[M] (Un) Even Space
[Un]Even Space is an image reading machine. By using a dataset of 200 architectural plan drawings and tools like image erosion, the project generates a map showing the analysis of the complexity and dimension of the room segmentation in the original drawings.
SCI 6459 Mechatronic Optics
Instructed by Andrew Witt
image processing, data mining, plan analysis, image erosion
Architectural plans have been the primary tools for architects and engineers to understand a building’s configuration, style, and programmatic arrangement. From Borromini’s San Carlo all Quatro Fontane’s undulating wall divisions and thickened poche areas, to Kahn’s The Dominican Motherhouse’s diverse variation on the size, rotation and dimension of different programs, and even to traditional Japanese home’s interconnecting and homogenous domestic space, those plans all provide us a different reading to the spatial quality. Speculating based on the general room distribution and homogeneity, we could grasp a basic understanding on where does a building lay in the spectrum of public and private, contradiction and repetition, figure and field, relative specificity and relative generosity.
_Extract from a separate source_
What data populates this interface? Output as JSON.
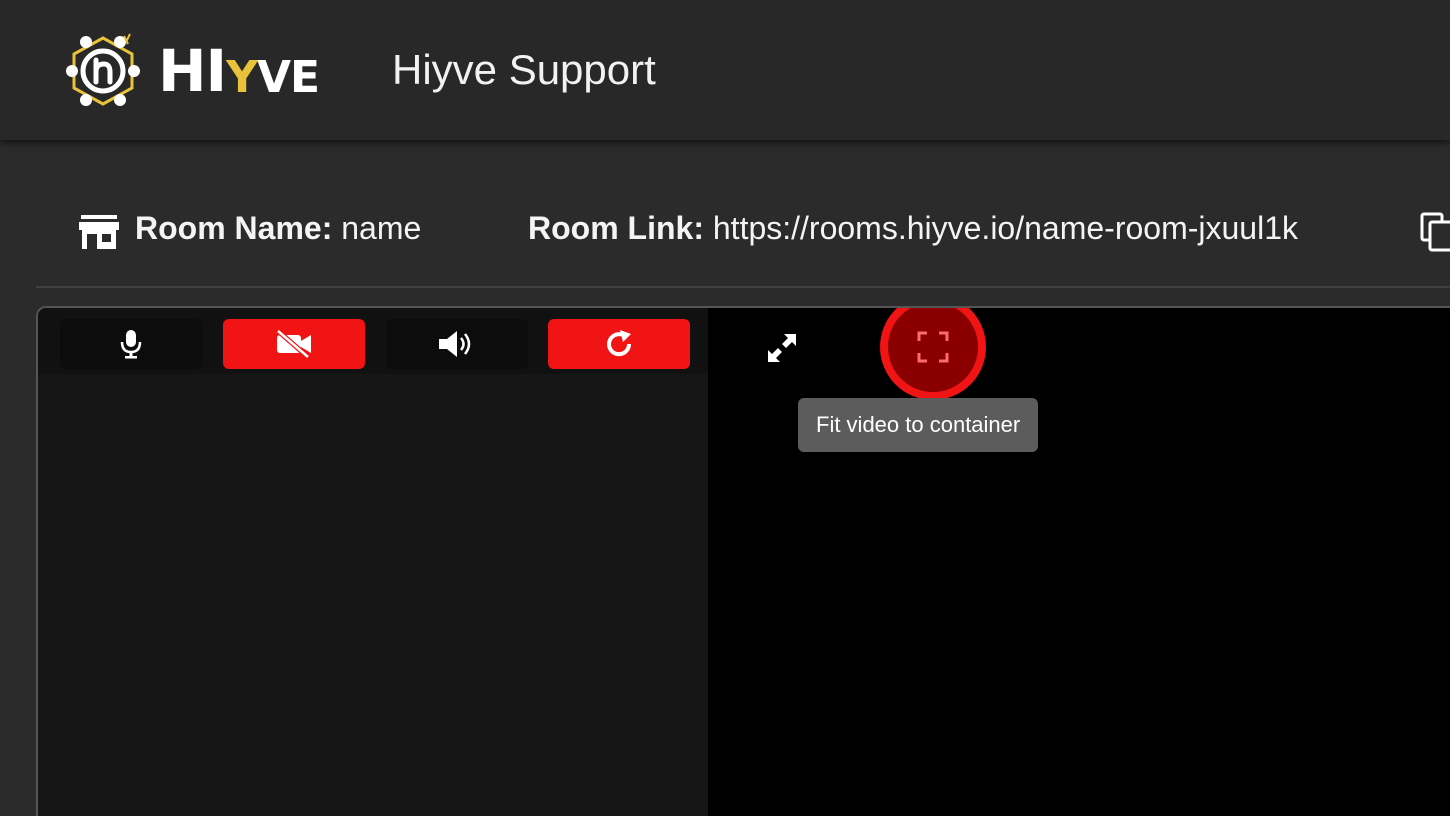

We input a selected data set of 200 architectural plan drawings from architecture-featured websites, filtering out drawings with unclear divisions, with colors, or with unclear graphic elements. Then by using a grasshopper script we extract the boundaries and remove the noise from the plan drawing. This process transform a rasterized image into a collection of computer readable vectors. We then thicken the wall geometry in order to approximately obtain the enclosed areas on the inside, and eventually they are offset and adjusted to match the original room size from the original.
Using the extracted line works that represent rooms of each drawing, we calculated the reconstructed area “floor plan” and created a histogram that illustrates the the distribution of room sizes, frequency and the standard variation value.